Martha Dambo

Personal information
- Born: 28 September 1993 (age 32)
- Occupation: netball player

Netball career
- Playing position: goal defense

= Martha Dambo =

Malawi netball player

Martha Dambo (born 28 September 1993) is a Malawian netball player who plays for Malawi in the position of goal defense.

== Career ==
She was named in Malawi's squad for the 2013 Taini Jamison Trophy Series against New Zealand. She made her Commonwealth Games debut representing Malawi at the Commonwealth Games in 2018, where Malawi finished at seventh position.

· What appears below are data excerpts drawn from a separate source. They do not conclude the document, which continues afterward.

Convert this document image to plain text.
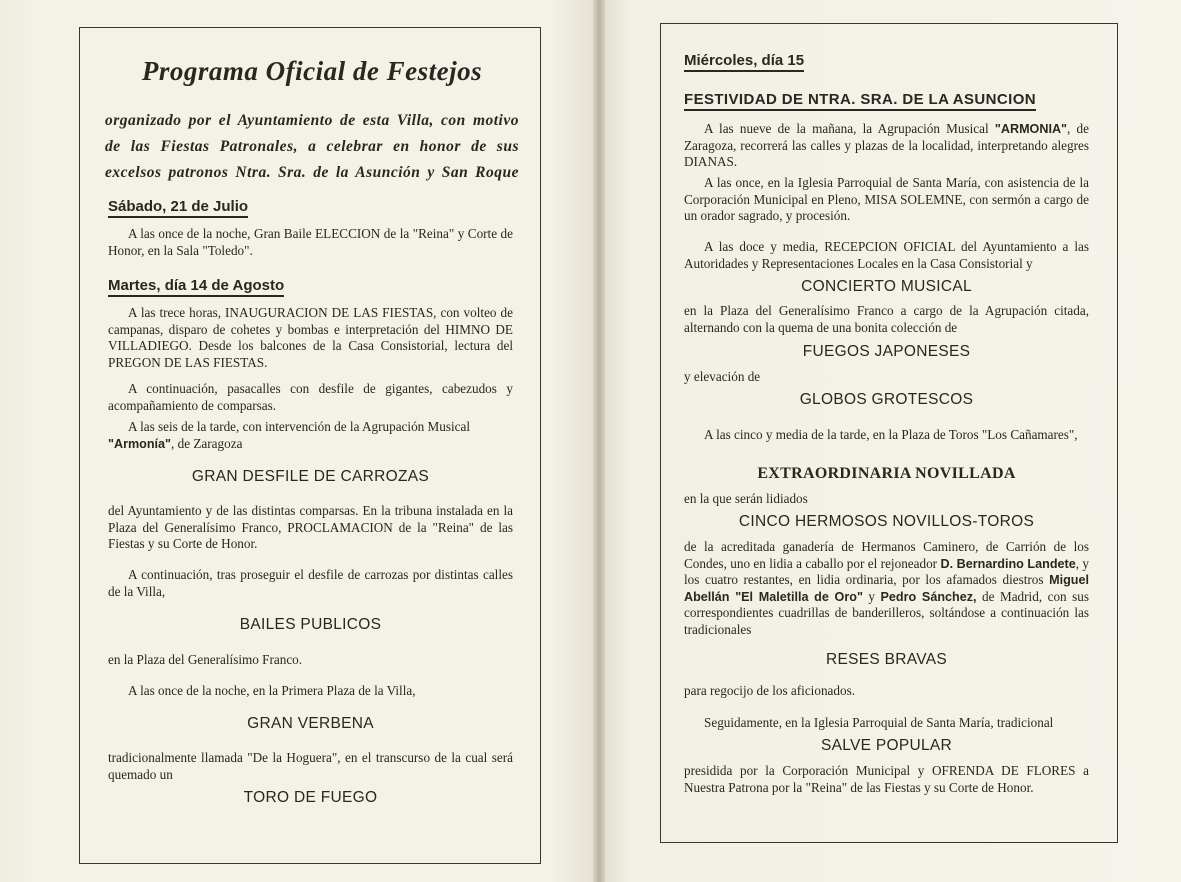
Programa Oficial de Festejos
organizado por el Ayuntamiento de esta Villa, con motivo
de las Fiestas Patronales, a celebrar en honor de sus
excelsos patronos Ntra. Sra. de la Asunción y San Roque
Sábado, 21 de Julio
A las once de la noche, Gran Baile ELECCION de la "Reina" y Corte de Honor, en la Sala "Toledo".
Martes, día 14 de Agosto
A las trece horas, INAUGURACION DE LAS FIESTAS, con volteo de campanas, disparo de cohetes y bombas e interpretación del HIMNO DE VILLADIEGO. Desde los balcones de la Casa Consistorial, lectura del PREGON DE LAS FIESTAS.
A continuación, pasacalles con desfile de gigantes, cabezudos y acompañamiento de comparsas.
A las seis de la tarde, con intervención de la Agrupación Musical
"Armonía", de Zaragoza
GRAN DESFILE DE CARROZAS
del Ayuntamiento y de las distintas comparsas. En la tribuna instalada en la Plaza del Generalísimo Franco, PROCLAMACION de la "Reina" de las Fiestas y su Corte de Honor.
A continuación, tras proseguir el desfile de carrozas por distintas calles de la Villa,
BAILES PUBLICOS
en la Plaza del Generalísimo Franco.
A las once de la noche, en la Primera Plaza de la Villa,
GRAN VERBENA
tradicionalmente llamada "De la Hoguera", en el transcurso de la cual será quemado un
TORO DE FUEGO
Miércoles, día 15
FESTIVIDAD DE NTRA. SRA. DE LA ASUNCION
A las nueve de la mañana, la Agrupación Musical "ARMONIA", de Zaragoza, recorrerá las calles y plazas de la localidad, interpretando alegres DIANAS.
A las once, en la Iglesia Parroquial de Santa María, con asistencia de la Corporación Municipal en Pleno, MISA SOLEMNE, con sermón a cargo de un orador sagrado, y procesión.
A las doce y media, RECEPCION OFICIAL del Ayuntamiento a las Autoridades y Representaciones Locales en la Casa Consistorial y
CONCIERTO MUSICAL
en la Plaza del Generalísimo Franco a cargo de la Agrupación citada, alternando con la quema de una bonita colección de
FUEGOS JAPONESES
y elevación de
GLOBOS GROTESCOS
A las cinco y media de la tarde, en la Plaza de Toros "Los Cañamares",
EXTRAORDINARIA NOVILLADA
en la que serán lidiados
CINCO HERMOSOS NOVILLOS-TOROS
de la acreditada ganadería de Hermanos Caminero, de Carrión de los Condes, uno en lidia a caballo por el rejoneador D. Bernardino Landete, y los cuatro restantes, en lidia ordinaria, por los afamados diestros Miguel Abellán "El Maletilla de Oro" y Pedro Sánchez, de Madrid, con sus correspondientes cuadrillas de banderilleros, soltándose a continuación las tradicionales
RESES BRAVAS
para regocijo de los aficionados.
Seguidamente, en la Iglesia Parroquial de Santa María, tradicional
SALVE POPULAR
presidida por la Corporación Municipal y OFRENDA DE FLORES a Nuestra Patrona por la "Reina" de las Fiestas y su Corte de Honor.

She was included in the Malawian squad for the 2019 African Netball Championships. She was also named in Malawian netball squad for the women's netball tournament at the 2022 Commonwealth Games. She was included in the Malawian squad for the 2023 Netball World Cup, which was also her maiden appearance at a Netball World Cup tournament.

National co-coaches Peace_Chawinga-Kaluwa and Mary Waya announced a twelve person squad for the 2025 Netball Nations Cup. The chose six new names and six experienced players who were Dambo, Joyce Mvula, Takondwa Lwazi-Chiwaya, Towera Vinkhumbo, Grace Mwafulirwa-Mhango and Thandi Galeta.

In July 2026 she was chosen by New Zealander Debbie Fuller who was the national team's new coach at the Commonwealth Games in Glasgow.